Acleris semipurpurana is found in the eastern United States and adjoining portions of southeastern Canada. It has been found in US states ranging from New York, Massachusetts, Connecticut and Pennsylvania in the northeast to Minnesota and Texas in the west, as well as the Canadian province of Ontario. The oak leaftiers feed mainly trees in the Lobatae or red oak section of Quercus or oak trees: Specifically on eastern black oak, northern red oak, pin oak, scarlet oak, and scrub oak. Several species of moths are referred to with the common name oak leaftier, most from the family Tortricidae, but also from "three other minor families". Of these species Acleris semipurpurana is the most common and one of the most important for defoliation. In addition to the oak leaftiers, other pest species will often feed on the same trees, including Archips semiferanus and other oak leafrollers.

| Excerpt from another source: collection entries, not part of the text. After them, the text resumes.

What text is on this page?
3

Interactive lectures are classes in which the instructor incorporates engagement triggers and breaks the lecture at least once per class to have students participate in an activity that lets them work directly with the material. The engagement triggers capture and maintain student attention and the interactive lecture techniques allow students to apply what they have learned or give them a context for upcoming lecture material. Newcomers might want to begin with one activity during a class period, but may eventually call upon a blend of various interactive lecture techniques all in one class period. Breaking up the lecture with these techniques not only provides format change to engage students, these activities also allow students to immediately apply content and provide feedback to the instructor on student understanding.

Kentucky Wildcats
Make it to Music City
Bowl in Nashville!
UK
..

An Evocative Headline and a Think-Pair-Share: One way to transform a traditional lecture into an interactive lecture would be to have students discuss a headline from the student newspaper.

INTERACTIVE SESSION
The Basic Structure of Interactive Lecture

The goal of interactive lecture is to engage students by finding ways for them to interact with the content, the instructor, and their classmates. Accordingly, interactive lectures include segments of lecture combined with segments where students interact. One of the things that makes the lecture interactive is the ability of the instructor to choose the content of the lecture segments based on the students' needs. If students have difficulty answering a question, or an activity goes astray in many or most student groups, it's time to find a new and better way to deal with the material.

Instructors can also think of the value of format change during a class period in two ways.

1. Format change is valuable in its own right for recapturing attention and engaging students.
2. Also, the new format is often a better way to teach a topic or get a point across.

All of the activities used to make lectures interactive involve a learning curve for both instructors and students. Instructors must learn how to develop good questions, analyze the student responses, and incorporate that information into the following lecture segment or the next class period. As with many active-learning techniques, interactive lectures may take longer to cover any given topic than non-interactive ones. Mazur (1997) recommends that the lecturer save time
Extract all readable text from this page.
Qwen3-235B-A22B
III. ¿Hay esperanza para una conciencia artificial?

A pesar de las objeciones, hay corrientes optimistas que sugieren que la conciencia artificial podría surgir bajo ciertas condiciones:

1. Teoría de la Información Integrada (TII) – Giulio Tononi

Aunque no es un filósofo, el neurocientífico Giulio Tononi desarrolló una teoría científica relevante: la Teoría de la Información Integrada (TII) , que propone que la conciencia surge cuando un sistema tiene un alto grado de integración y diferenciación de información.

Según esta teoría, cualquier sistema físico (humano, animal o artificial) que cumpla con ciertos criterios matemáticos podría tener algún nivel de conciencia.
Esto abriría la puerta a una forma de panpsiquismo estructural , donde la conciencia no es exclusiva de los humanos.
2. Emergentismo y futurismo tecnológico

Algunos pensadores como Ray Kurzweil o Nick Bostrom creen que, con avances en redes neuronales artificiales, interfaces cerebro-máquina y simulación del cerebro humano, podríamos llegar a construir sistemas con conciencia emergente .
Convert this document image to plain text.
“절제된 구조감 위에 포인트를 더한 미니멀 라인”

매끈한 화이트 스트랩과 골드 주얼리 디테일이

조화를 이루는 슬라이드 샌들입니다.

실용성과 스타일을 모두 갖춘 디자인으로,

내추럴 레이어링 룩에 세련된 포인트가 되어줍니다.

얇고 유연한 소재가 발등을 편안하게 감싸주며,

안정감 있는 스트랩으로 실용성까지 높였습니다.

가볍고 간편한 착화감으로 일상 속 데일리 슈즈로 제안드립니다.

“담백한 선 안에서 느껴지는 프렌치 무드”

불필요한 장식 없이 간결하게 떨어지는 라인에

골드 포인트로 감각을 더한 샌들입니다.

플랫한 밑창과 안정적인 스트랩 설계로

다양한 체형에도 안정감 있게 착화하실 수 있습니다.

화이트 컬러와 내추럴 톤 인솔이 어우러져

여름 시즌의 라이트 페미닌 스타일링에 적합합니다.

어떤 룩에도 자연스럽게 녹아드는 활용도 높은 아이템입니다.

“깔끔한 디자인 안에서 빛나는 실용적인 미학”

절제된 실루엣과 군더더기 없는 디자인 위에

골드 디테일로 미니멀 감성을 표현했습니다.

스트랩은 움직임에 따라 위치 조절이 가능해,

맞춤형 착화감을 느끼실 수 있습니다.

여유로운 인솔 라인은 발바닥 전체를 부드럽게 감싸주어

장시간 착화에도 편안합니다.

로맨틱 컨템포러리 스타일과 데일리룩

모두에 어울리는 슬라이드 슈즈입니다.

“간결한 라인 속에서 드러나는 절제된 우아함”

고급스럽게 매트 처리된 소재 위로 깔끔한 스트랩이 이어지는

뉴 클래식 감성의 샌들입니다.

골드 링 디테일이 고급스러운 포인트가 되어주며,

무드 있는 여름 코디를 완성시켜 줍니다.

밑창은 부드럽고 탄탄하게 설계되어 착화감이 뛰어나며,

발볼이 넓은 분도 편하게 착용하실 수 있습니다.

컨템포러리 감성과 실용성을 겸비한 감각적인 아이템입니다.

The young larvae eat the buds and either destroy developing leaves, or cause leaves to develop with many holes in them. This can severely stress the tree's food reserves, and the older larvae can eat nearly all the remaining leaves, defoliating them. When trees are defoliated two or more years in a row, this leads to "branch dieback, loss of diameter growth, and tree decline". The oak leaftier has caused "considerable tree mortality", especially in the Appalachian region. Dead wood in affected trees is attacked by fungi such as the shoestring root fungus and wood borers like the twolined chestnut borer. A major outbreak occurred in the 1960s and 1970s in Connecticut, Massachusetts, New York, Pennsylvania, Virginia, and West Virginia. Tiadaghton State Forest in north central Pennsylvania was especially hard hit. Natural methods of pest control usually are sufficient to keep Croesia semipurpurana populations in check, but chemical pesticides are sometimes needed.